The events that occur during early mammalian development have to be carefully orchestrated and timed perfectly. Controlling gene expression is integral to the process; certain genes have to be turned on or off at critical times, to regulate the mechanisms underlying the growth of an organism. Now researchers have developed a tool for studying human development with stem cells and the CRISPR gene-editing tool. Published in Cell Reports, the work can not only provide new research insights, it can help investigators study developmental disorders.

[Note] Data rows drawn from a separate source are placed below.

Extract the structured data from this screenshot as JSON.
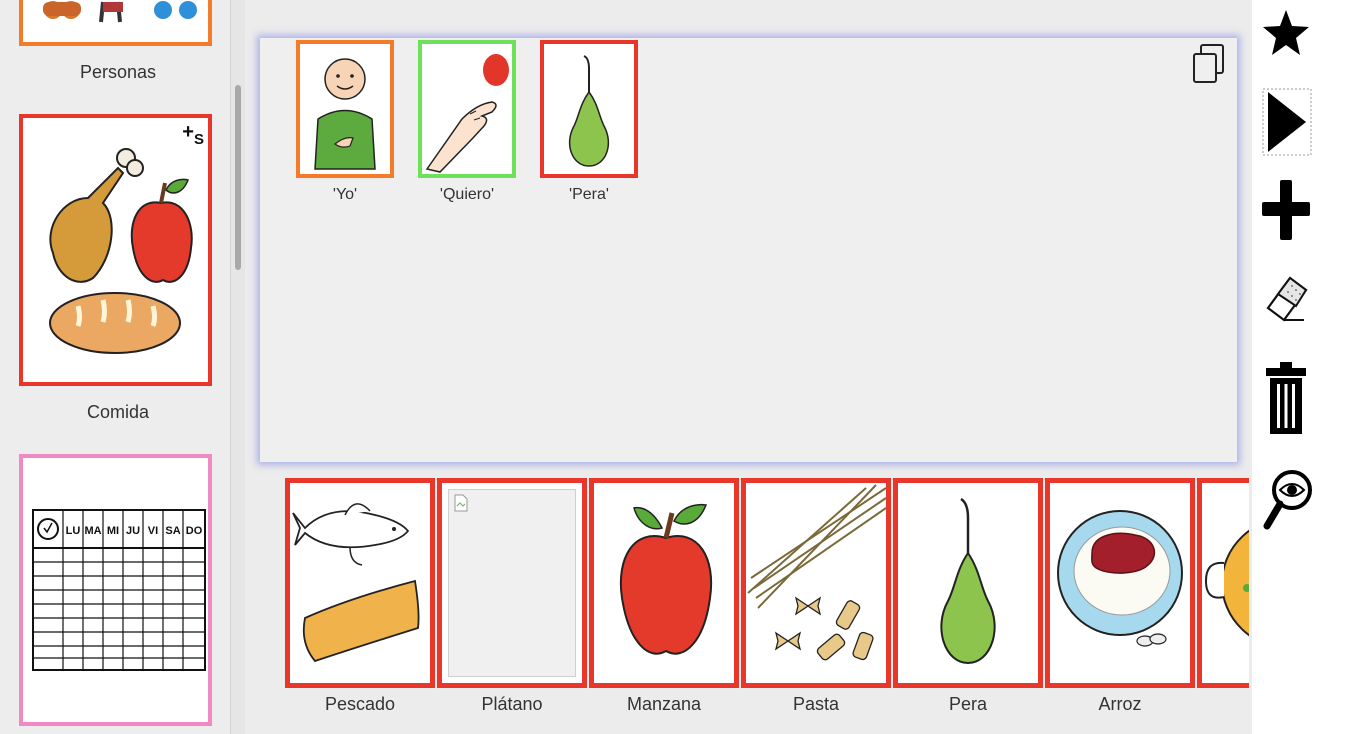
{
  "categories": [
    {
      "label": "Personas",
      "border": "#f47b2a"
    },
    {
      "label": "Comida",
      "border": "#e8372a",
      "badge": "+S"
    },
    {
      "label": "",
      "border": "#f089c4",
      "days": [
        "LU",
        "MA",
        "MI",
        "JU",
        "VI",
        "SA",
        "DO"
      ]
    }
  ],
  "sentence": [
    {
      "label": "'Yo'",
      "border": "#f47b2a",
      "icon": "person-self-icon"
    },
    {
      "label": "'Quiero'",
      "border": "#6fe05a",
      "icon": "hand-want-icon"
    },
    {
      "label": "'Pera'",
      "border": "#e8372a",
      "icon": "pear-icon"
    }
  ],
  "pictograms": [
    {
      "label": "Pescado",
      "icon": "fish-icon"
    },
    {
      "label": "Plátano",
      "icon": "broken-image-icon"
    },
    {
      "label": "Manzana",
      "icon": "apple-icon"
    },
    {
      "label": "Pasta",
      "icon": "pasta-icon"
    },
    {
      "label": "Pera",
      "icon": "pear-icon"
    },
    {
      "label": "Arroz",
      "icon": "rice-icon"
    },
    {
      "label": "",
      "icon": "paella-icon"
    }
  ],
  "toolbar": [
    {
      "icon": "star-icon"
    },
    {
      "icon": "play-icon"
    },
    {
      "icon": "plus-icon"
    },
    {
      "icon": "eraser-icon"
    },
    {
      "icon": "trash-icon"
    },
    {
      "icon": "eye-magnifier-icon"
    }
  ],
  "colors": {
    "card_red": "#e8372a",
    "card_orange": "#f47b2a",
    "card_green": "#6fe05a",
    "card_pink": "#f089c4",
    "strip_glow": "#7882e6"
  }
}
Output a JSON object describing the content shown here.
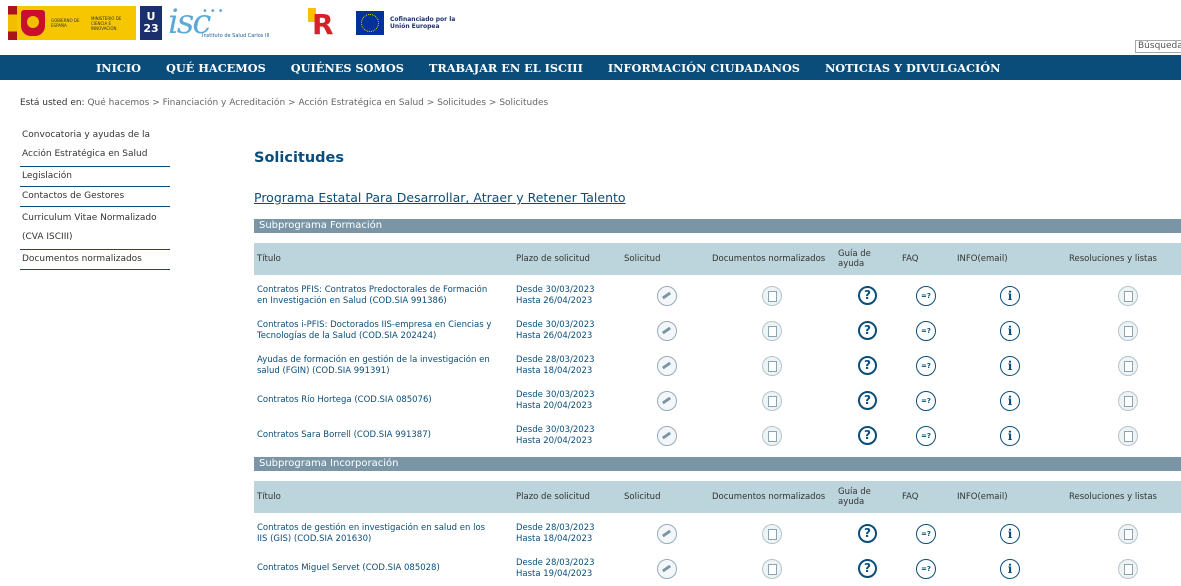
{
  "header": {
    "gov_text": [
      "GOBIERNO DE ESPAÑA",
      "MINISTERIO DE CIENCIA E INNOVACIÓN"
    ],
    "ue_text": [
      "U",
      "23"
    ],
    "isciii_logo": "isc",
    "isciii_sub": "Instituto de Salud Carlos III",
    "tr_logo": "R",
    "cofinanciado": "Cofinanciado por la Unión Europea",
    "search_placeholder": "Búsqueda..."
  },
  "nav": [
    "INICIO",
    "QUÉ HACEMOS",
    "QUIÉNES SOMOS",
    "TRABAJAR EN EL ISCIII",
    "INFORMACIÓN CIUDADANOS",
    "NOTICIAS Y DIVULGACIÓN"
  ],
  "breadcrumb": {
    "label": "Está usted en:",
    "items": [
      "Qué hacemos",
      "Financiación y Acreditación",
      "Acción Estratégica en Salud",
      "Solicitudes",
      "Solicitudes"
    ],
    "sep": ">"
  },
  "sidebar": [
    [
      "Convocatoria y ayudas de la",
      "Acción Estratégica en Salud"
    ],
    [
      "Legislación"
    ],
    [
      "Contactos de Gestores"
    ],
    [
      "Curriculum Vitae Normalizado",
      "(CVA ISCIII)"
    ],
    [
      "Documentos normalizados"
    ]
  ],
  "page_title": "Solicitudes",
  "program_title": "Programa Estatal Para Desarrollar, Atraer y Retener Talento",
  "columns": [
    "Título",
    "Plazo de solicitud",
    "Solicitud",
    "Documentos normalizados",
    "Guía de ayuda",
    "FAQ",
    "INFO(email)",
    "Resoluciones y listas"
  ],
  "icons": {
    "solicitud": "edit-icon",
    "documentos": "document-icon",
    "guia": "help-icon",
    "guia_glyph": "?",
    "faq": "faq-icon",
    "faq_glyph": "=?",
    "info": "info-icon",
    "info_glyph": "i",
    "resoluciones": "document-icon"
  },
  "subprograms": [
    {
      "name": "Subprograma Formación",
      "rows": [
        {
          "title": "Contratos PFIS: Contratos Predoctorales de Formación en Investigación en Salud (COD.SIA 991386)",
          "plazo": "Desde 30/03/2023 Hasta 26/04/2023"
        },
        {
          "title": "Contratos i-PFIS: Doctorados IIS-empresa en Ciencias y Tecnologías de la Salud (COD.SIA 202424)",
          "plazo": "Desde 30/03/2023 Hasta 26/04/2023"
        },
        {
          "title": "Ayudas de formación en gestión de la investigación en salud (FGIN) (COD.SIA 991391)",
          "plazo": "Desde 28/03/2023 Hasta 18/04/2023"
        },
        {
          "title": "Contratos Río Hortega (COD.SIA 085076)",
          "plazo": "Desde 30/03/2023 Hasta 20/04/2023"
        },
        {
          "title": "Contratos Sara Borrell (COD.SIA 991387)",
          "plazo": "Desde 30/03/2023 Hasta 20/04/2023"
        }
      ]
    },
    {
      "name": "Subprograma Incorporación",
      "rows": [
        {
          "title": "Contratos de gestión en investigación en salud en los IIS (GIS) (COD.SIA 201630)",
          "plazo": "Desde 28/03/2023 Hasta 18/04/2023"
        },
        {
          "title": "Contratos Miguel Servet (COD.SIA 085028)",
          "plazo": "Desde 28/03/2023 Hasta 19/04/2023"
        }
      ]
    }
  ],
  "colors": {
    "nav_bg": "#0a4d7a",
    "subbar_bg": "#7a96a6",
    "thead_bg": "#bcd5dd",
    "link": "#0a4d7a"
  }
}
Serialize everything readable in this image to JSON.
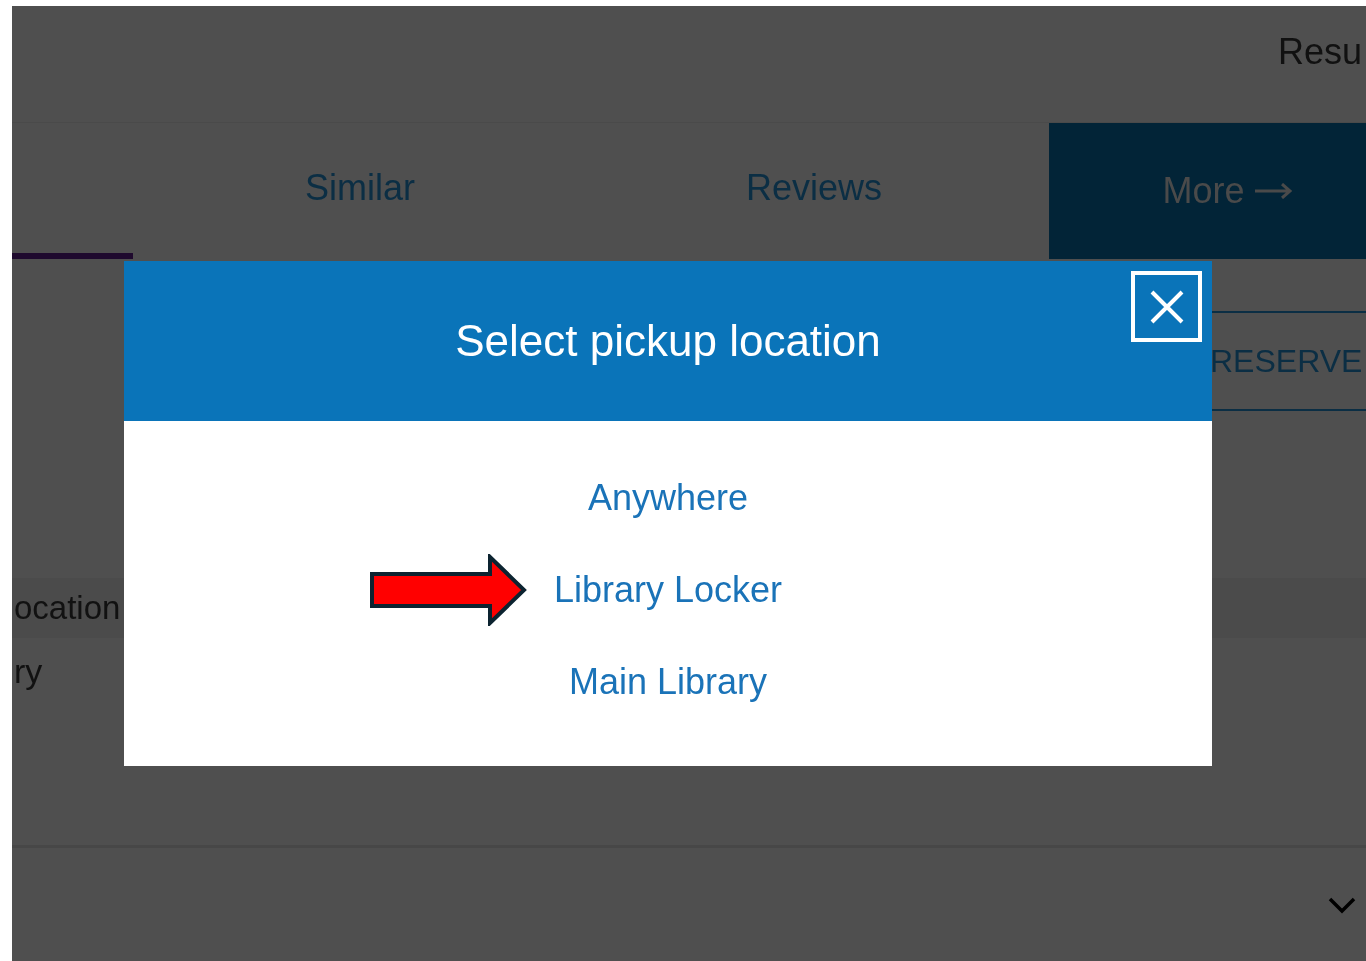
{
  "header": {
    "title": "Resu"
  },
  "tabs": [
    {
      "selected": true
    },
    {
      "label": "Similar",
      "selected": false
    },
    {
      "label": "Reviews",
      "selected": false
    }
  ],
  "more_button": {
    "label": "More"
  },
  "reserve_button": {
    "label": "RESERVE"
  },
  "location_section": {
    "heading": "ocation",
    "value": "ry"
  },
  "dialog": {
    "title": "Select pickup location",
    "options": [
      {
        "label": "Anywhere",
        "pointed": false
      },
      {
        "label": "Library Locker",
        "pointed": true
      },
      {
        "label": "Main Library",
        "pointed": false
      }
    ]
  }
}
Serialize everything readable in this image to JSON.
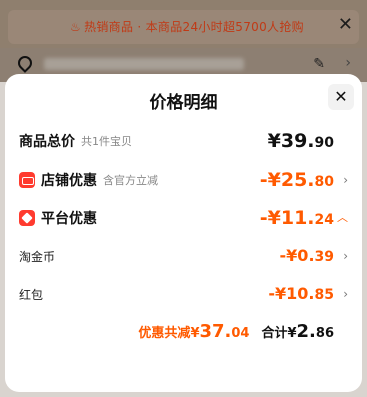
{
  "banner": {
    "notice_icon": "flame-icon",
    "notice_text": "热销商品 · 本商品24小时超5700人抢购",
    "close": "✕"
  },
  "sheet": {
    "title": "价格明细",
    "close": "✕",
    "rows": [
      {
        "label": "商品总价",
        "sub": "共1件宝贝",
        "value_int": "¥39.",
        "value_dec": "90"
      },
      {
        "label": "店铺优惠",
        "sub": "含官方立减",
        "value_int": "-¥25.",
        "value_dec": "80"
      },
      {
        "label": "平台优惠",
        "sub": "",
        "value_int": "-¥11.",
        "value_dec": "24"
      },
      {
        "label": "淘金币",
        "sub": "",
        "value_int": "-¥0.",
        "value_dec": "39"
      },
      {
        "label": "红包",
        "sub": "",
        "value_int": "-¥10.",
        "value_dec": "85"
      }
    ],
    "summary": {
      "discount_label": "优惠共减",
      "discount_cur": "¥",
      "discount_int": "37.",
      "discount_dec": "04",
      "total_label": "合计",
      "total_cur": "¥",
      "total_int": "2.",
      "total_dec": "86"
    }
  },
  "colors": {
    "accent": "#ff5a00",
    "icon_red": "#ff3b2f"
  }
}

Scientists at the Morgridge Institute for Research added a fluorescent tag to a gene that plays a critical role in timing in development, creating a kind of clock in a dish. Stem cells growing in the lab that have been engineered this way generate a flash of color every five hours, as the genes that cycle through developmental stages repeat their role. This confirms the timing of oscillating genes as they are expressed during human development.
Until now, most studies have used model organisms to study oscillating genes. "It is so early in the development states that in humans, there is no way you could even approach this process," explained Li-Fang Chu, who works in the lab of Morgridge and University of Wisconsin-Madison stem cell researcher James Thomson. "That's why it was attractive for us to use stem cells to see if we can create it in the lab."
In this work, the researchers focused on a stage of development called somitogenesis, when the segments of the body develop, about twenty days into development. Pairs of structures called somites form in precise pattens over about two weeks. This enabled the scientists to observe distinct physiological characteristics, noted Chu, so they could link gene activity with a specific phase of development. A well-known gene mutation also exerts its impact during this stage, leading to a debilitating rare genetic disorder called spondylocostal dysostosis (SCDO).
The HES7 gene is one of four genes that can cause SCDO, and when it carries a mutation, the vertebrae don’t form correctly and fuse together. The researchers used CRISPR to target HES7, which would oscillate once every five hours normally. When the HES7 gene carries the mutation linked to SCDO, the oscillation was disrupted, showing how the disorder arises.
"Like an airplane crash, we really don't know what happened or what went wrong without the information in the black box," Chu said. "I believe our system provides that black box."
Development is a complex web of events involving many genes and different cell types. This research was a simplification, in which only mesodermal cells were used, but that allowed the scientists to zero in on what happened when HES7 activation was disrupted. Understanding the timing of development in cells can also improve their clinical applications in cell-based therapeutics.
"If we understand in this case why mouse cells oscillate faster and human ones slower, we could apply that principle to other cell lineages and potentially speed things up," added Chu.